D3 and D4 lymphadenectomies include their respective compartments. AJCC criteria designates involvement of hepatoduodenal, retropancreatic, mesenteric, and para-aortic nodes (i.e., compartment III and IV) as distant metastases (9). CT criteria for lymph node metastases include size, shape, central necrosis and heterogeneity (13), (14). When these characteristics are present there is a strong correlation with metastatic involvement. However, CT sensitivity suffers because a small tumor burden in a lymph node is unlikely to produce
Inhibitors,research,lifescience,medical the morphological changes sufficient to satisfy CT criteria. In concept, PET seems an excellent adjunct therapy to detect these anatomically small but potentially metabolically active focuses of metastatic disease. However, the relatively poor spatial resolution of PET makes it less effective because of the difficulty of distinguishing Inhibitors,research,lifescience,medical compartment I and II nodes from the primary tumor itself. The real value of PET may be in the detection of “distant” Inhibitors,research,lifescience,medical metastatic disease in compartments III and
IV and not amenable to surgical resection with a standard D2 lymphadenectomy.
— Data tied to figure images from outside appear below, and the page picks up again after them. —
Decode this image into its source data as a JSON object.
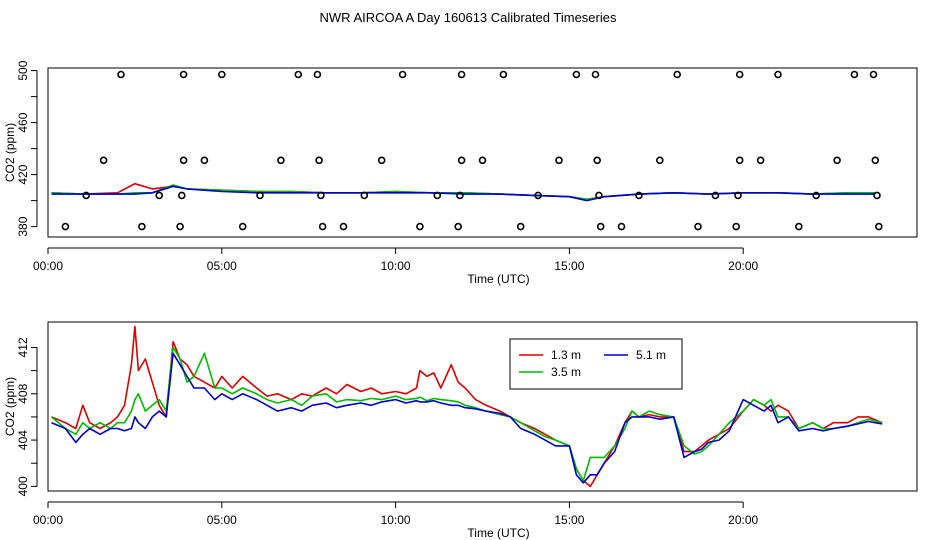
{
  "page": {
    "title": "NWR AIRCOA A  Day 160613  Calibrated Timeseries"
  },
  "chart_data": [
    {
      "type": "line",
      "panel": "top",
      "xlabel": "Time (UTC)",
      "ylabel": "CO2 (ppm)",
      "xlim": [
        0,
        25
      ],
      "ylim": [
        372,
        502
      ],
      "x_ticks": [
        0,
        5,
        10,
        15,
        20
      ],
      "x_tick_labels": [
        "00:00",
        "05:00",
        "10:00",
        "15:00",
        "20:00"
      ],
      "y_ticks": [
        380,
        420,
        460,
        500
      ],
      "y_minor_ticks": [
        400,
        440,
        480
      ],
      "series": [
        {
          "color": "#dd0000",
          "x": [
            0.1,
            1.0,
            2.0,
            2.5,
            3.0,
            3.6,
            4.0,
            5.0,
            6.0,
            7.0,
            8.0,
            9.0,
            10.0,
            11.0,
            12.0,
            13.0,
            14.0,
            15.0,
            15.5,
            16.0,
            17.0,
            18.0,
            19.0,
            20.0,
            21.0,
            22.0,
            23.0,
            23.8
          ],
          "y": [
            406,
            405,
            406,
            413,
            409,
            411,
            409,
            408,
            407,
            407,
            406,
            406,
            407,
            406,
            406,
            405,
            404,
            403,
            401,
            403,
            405,
            406,
            405,
            406,
            406,
            405,
            406,
            406
          ]
        },
        {
          "color": "#00bb00",
          "x": [
            0.1,
            1.0,
            2.0,
            2.5,
            3.0,
            3.6,
            4.0,
            5.0,
            6.0,
            7.0,
            8.0,
            9.0,
            10.0,
            11.0,
            12.0,
            13.0,
            14.0,
            15.0,
            15.5,
            16.0,
            17.0,
            18.0,
            19.0,
            20.0,
            21.0,
            22.0,
            23.0,
            23.8
          ],
          "y": [
            406,
            405,
            405,
            406,
            406,
            412,
            409,
            408,
            407,
            407,
            406,
            406,
            407,
            406,
            406,
            405,
            404,
            403,
            401,
            403,
            405,
            406,
            405,
            406,
            406,
            405,
            406,
            406
          ]
        },
        {
          "color": "#0000cc",
          "x": [
            0.1,
            1.0,
            2.0,
            2.5,
            3.0,
            3.6,
            4.0,
            5.0,
            6.0,
            7.0,
            8.0,
            9.0,
            10.0,
            11.0,
            12.0,
            13.0,
            14.0,
            15.0,
            15.5,
            16.0,
            17.0,
            18.0,
            19.0,
            20.0,
            21.0,
            22.0,
            23.0,
            23.8
          ],
          "y": [
            405,
            405,
            405,
            405,
            406,
            411,
            409,
            407,
            406,
            406,
            406,
            406,
            406,
            406,
            405,
            405,
            404,
            403,
            400,
            403,
            405,
            406,
            405,
            406,
            406,
            405,
            405,
            405
          ]
        }
      ],
      "markers": {
        "style": "open-circle",
        "x": [
          0.5,
          1.1,
          1.6,
          2.1,
          2.7,
          3.2,
          3.8,
          3.85,
          3.9,
          3.9,
          4.5,
          5.0,
          5.6,
          6.1,
          6.7,
          7.2,
          7.75,
          7.8,
          7.85,
          7.9,
          8.5,
          9.1,
          9.6,
          10.2,
          10.7,
          11.2,
          11.8,
          11.85,
          11.9,
          11.9,
          12.5,
          13.1,
          13.6,
          14.1,
          14.7,
          15.2,
          15.75,
          15.8,
          15.85,
          15.9,
          16.5,
          17.0,
          17.6,
          18.1,
          18.7,
          19.2,
          19.8,
          19.85,
          19.9,
          19.9,
          20.5,
          21.0,
          21.6,
          22.1,
          22.7,
          23.2,
          23.75,
          23.8,
          23.85,
          23.9
        ],
        "y": [
          380,
          404,
          431,
          497,
          380,
          404,
          380,
          404,
          431,
          497,
          431,
          497,
          380,
          404,
          431,
          497,
          497,
          431,
          404,
          380,
          380,
          404,
          431,
          497,
          380,
          404,
          380,
          404,
          431,
          497,
          431,
          497,
          380,
          404,
          431,
          497,
          497,
          431,
          404,
          380,
          380,
          404,
          431,
          497,
          380,
          404,
          380,
          404,
          431,
          497,
          431,
          497,
          380,
          404,
          431,
          497,
          497,
          431,
          404,
          380
        ]
      }
    },
    {
      "type": "line",
      "panel": "bottom",
      "xlabel": "Time (UTC)",
      "ylabel": "CO2 (ppm)",
      "xlim": [
        0,
        25
      ],
      "ylim": [
        399.6,
        414.2
      ],
      "x_ticks": [
        0,
        5,
        10,
        15,
        20
      ],
      "x_tick_labels": [
        "00:00",
        "05:00",
        "10:00",
        "15:00",
        "20:00"
      ],
      "y_ticks": [
        400,
        404,
        408,
        412
      ],
      "y_minor_ticks": [
        402,
        406,
        410
      ],
      "legend": {
        "position": "top-center",
        "columns": 2
      },
      "series": [
        {
          "name": "1.3 m",
          "color": "#dd0000",
          "x": [
            0.1,
            0.5,
            0.8,
            1.0,
            1.2,
            1.5,
            1.8,
            2.0,
            2.2,
            2.4,
            2.5,
            2.6,
            2.8,
            3.0,
            3.2,
            3.4,
            3.6,
            3.8,
            4.0,
            4.2,
            4.5,
            4.8,
            5.0,
            5.3,
            5.6,
            6.0,
            6.3,
            6.6,
            7.0,
            7.3,
            7.6,
            8.0,
            8.3,
            8.6,
            9.0,
            9.3,
            9.6,
            10.0,
            10.3,
            10.6,
            10.7,
            10.9,
            11.1,
            11.3,
            11.6,
            11.8,
            12.0,
            12.3,
            12.6,
            13.0,
            13.3,
            13.6,
            14.0,
            14.3,
            14.6,
            15.0,
            15.2,
            15.4,
            15.6,
            15.8,
            16.0,
            16.3,
            16.6,
            16.8,
            17.0,
            17.3,
            17.6,
            18.0,
            18.3,
            18.6,
            18.8,
            19.0,
            19.3,
            19.6,
            20.0,
            20.3,
            20.6,
            20.8,
            21.0,
            21.3,
            21.6,
            22.0,
            22.3,
            22.6,
            23.0,
            23.3,
            23.6,
            24.0
          ],
          "y": [
            406.0,
            405.5,
            405.0,
            407.0,
            405.5,
            405.0,
            405.5,
            406.0,
            407.0,
            410.5,
            413.8,
            410.0,
            411.0,
            409.0,
            407.0,
            406.0,
            412.5,
            411.0,
            410.5,
            409.5,
            409.0,
            408.5,
            409.5,
            408.5,
            409.5,
            408.5,
            407.8,
            408.0,
            407.5,
            408.0,
            407.8,
            408.5,
            408.0,
            408.8,
            408.2,
            408.5,
            408.0,
            408.2,
            408.0,
            408.5,
            410.0,
            409.5,
            409.8,
            408.5,
            410.5,
            409.0,
            408.5,
            407.5,
            407.0,
            406.5,
            406.0,
            405.5,
            405.0,
            404.5,
            404.0,
            403.5,
            401.5,
            400.5,
            400.0,
            401.0,
            402.0,
            403.5,
            405.5,
            406.5,
            406.0,
            406.2,
            406.0,
            406.0,
            403.0,
            403.0,
            403.5,
            404.0,
            404.5,
            405.0,
            406.5,
            407.5,
            407.0,
            406.5,
            407.0,
            406.5,
            405.0,
            405.5,
            405.0,
            405.5,
            405.5,
            406.0,
            406.0,
            405.5
          ]
        },
        {
          "name": "3.5 m",
          "color": "#00bb00",
          "x": [
            0.1,
            0.5,
            0.8,
            1.0,
            1.2,
            1.5,
            1.8,
            2.0,
            2.2,
            2.4,
            2.5,
            2.6,
            2.8,
            3.0,
            3.2,
            3.4,
            3.6,
            3.8,
            4.0,
            4.2,
            4.5,
            4.8,
            5.0,
            5.3,
            5.6,
            6.0,
            6.3,
            6.6,
            7.0,
            7.3,
            7.6,
            8.0,
            8.3,
            8.6,
            9.0,
            9.3,
            9.6,
            10.0,
            10.3,
            10.6,
            10.7,
            10.9,
            11.1,
            11.3,
            11.6,
            11.8,
            12.0,
            12.3,
            12.6,
            13.0,
            13.3,
            13.6,
            14.0,
            14.3,
            14.6,
            15.0,
            15.2,
            15.4,
            15.6,
            15.8,
            16.0,
            16.3,
            16.6,
            16.8,
            17.0,
            17.3,
            17.6,
            18.0,
            18.3,
            18.6,
            18.8,
            19.0,
            19.3,
            19.6,
            20.0,
            20.3,
            20.6,
            20.8,
            21.0,
            21.3,
            21.6,
            22.0,
            22.3,
            22.6,
            23.0,
            23.3,
            23.6,
            24.0
          ],
          "y": [
            406.0,
            405.0,
            404.5,
            405.5,
            405.0,
            405.5,
            405.0,
            405.5,
            405.5,
            406.5,
            407.5,
            408.0,
            406.5,
            407.0,
            407.5,
            406.5,
            412.0,
            411.0,
            409.0,
            409.5,
            411.5,
            408.5,
            408.5,
            408.0,
            408.5,
            408.0,
            407.5,
            407.2,
            407.5,
            407.0,
            407.8,
            408.0,
            407.3,
            407.5,
            407.4,
            407.6,
            407.5,
            407.8,
            407.5,
            407.6,
            407.7,
            407.4,
            407.6,
            407.5,
            407.4,
            407.3,
            407.0,
            406.8,
            406.5,
            406.2,
            406.0,
            405.5,
            404.8,
            404.3,
            404.0,
            403.5,
            401.5,
            400.5,
            402.5,
            402.5,
            402.5,
            403.5,
            405.0,
            406.5,
            406.0,
            406.5,
            406.2,
            406.0,
            403.5,
            402.8,
            403.0,
            403.5,
            404.5,
            405.5,
            406.5,
            407.5,
            407.0,
            407.5,
            406.0,
            406.0,
            405.0,
            405.5,
            405.0,
            405.0,
            405.2,
            405.5,
            405.8,
            405.5
          ]
        },
        {
          "name": "5.1 m",
          "color": "#0000cc",
          "x": [
            0.1,
            0.5,
            0.8,
            1.0,
            1.2,
            1.5,
            1.8,
            2.0,
            2.2,
            2.4,
            2.5,
            2.6,
            2.8,
            3.0,
            3.2,
            3.4,
            3.6,
            3.8,
            4.0,
            4.2,
            4.5,
            4.8,
            5.0,
            5.3,
            5.6,
            6.0,
            6.3,
            6.6,
            7.0,
            7.3,
            7.6,
            8.0,
            8.3,
            8.6,
            9.0,
            9.3,
            9.6,
            10.0,
            10.3,
            10.6,
            10.7,
            10.9,
            11.1,
            11.3,
            11.6,
            11.8,
            12.0,
            12.3,
            12.6,
            13.0,
            13.3,
            13.6,
            14.0,
            14.3,
            14.6,
            15.0,
            15.2,
            15.4,
            15.6,
            15.8,
            16.0,
            16.3,
            16.6,
            16.8,
            17.0,
            17.3,
            17.6,
            18.0,
            18.3,
            18.6,
            18.8,
            19.0,
            19.3,
            19.6,
            20.0,
            20.3,
            20.6,
            20.8,
            21.0,
            21.3,
            21.6,
            22.0,
            22.3,
            22.6,
            23.0,
            23.3,
            23.6,
            24.0
          ],
          "y": [
            405.5,
            405.0,
            403.8,
            404.5,
            405.0,
            404.5,
            405.0,
            405.0,
            404.8,
            405.0,
            406.0,
            405.5,
            405.0,
            406.0,
            406.5,
            406.0,
            411.5,
            410.5,
            409.5,
            408.5,
            408.5,
            407.5,
            408.0,
            407.5,
            408.0,
            407.5,
            407.0,
            406.5,
            406.8,
            406.5,
            407.0,
            407.2,
            406.8,
            407.0,
            407.2,
            407.0,
            407.3,
            407.5,
            407.2,
            407.4,
            407.3,
            407.3,
            407.4,
            407.2,
            407.0,
            407.0,
            406.8,
            406.7,
            406.5,
            406.3,
            406.0,
            405.0,
            404.5,
            404.0,
            403.5,
            403.5,
            401.0,
            400.3,
            401.0,
            401.0,
            402.0,
            403.0,
            405.5,
            406.0,
            406.0,
            406.0,
            405.8,
            406.0,
            402.5,
            403.0,
            403.2,
            403.8,
            404.0,
            404.8,
            407.5,
            407.0,
            406.5,
            407.0,
            405.5,
            406.0,
            404.8,
            405.0,
            404.8,
            405.0,
            405.2,
            405.4,
            405.6,
            405.4
          ]
        }
      ]
    }
  ]
}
Identification of further spread with PET imaging may influence surgical planning for a more aggressive lymphadenectomy or the decision to avoid surgery altogether as futile and unnecessarily morbid (15). Solid organ metastasis from the stomach occurs most commonly in the liver via hematogenous dissemination through the portal vein (16), (17). Lymphatic and peritoneal dissemination are also Inhibitors,research,lifescience,medical common pathways of spread in gastric malignancy. Although distant metastases are frequently detectable using contrast CT, PET is perhaps most useful in the detection of
these distant sites of solid organ metastases. A meta-analysis by Kinkel designated PET as the most sensitive noninvasive imaging modality for this purpose (18). Because radio-tracer is distributed throughout the body, larger volumes can be more Inhibitors,research,lifescience,medical easily scanned than is practical with CT. Peritoneal dissemination is a poor prognostic factor. Detection of peritoneal metastases may change the surgical strategy from curative to palliative or deter the surgeon through from laparotomy altogether. Increasingly sophisticated CT scans facilitate diagnosis of peritoneal metastases prior to visual inspection during surgery. PET may give additional sensitivity to CT. Diffuse uptake of tracer that obscures the serpiginous DAPT secretase cost outline of the bowel may be an indicator of peritoneal metastases, as well as discrete areas of local uptake along areas within the peritoneal cavity that are otherwise anatomically unexplained (i.e. outside expected nodal stations or solid viscera) (11). Response to therapy PET may predict response to preoperative chemotherapy in gastric cancer. Ott et al.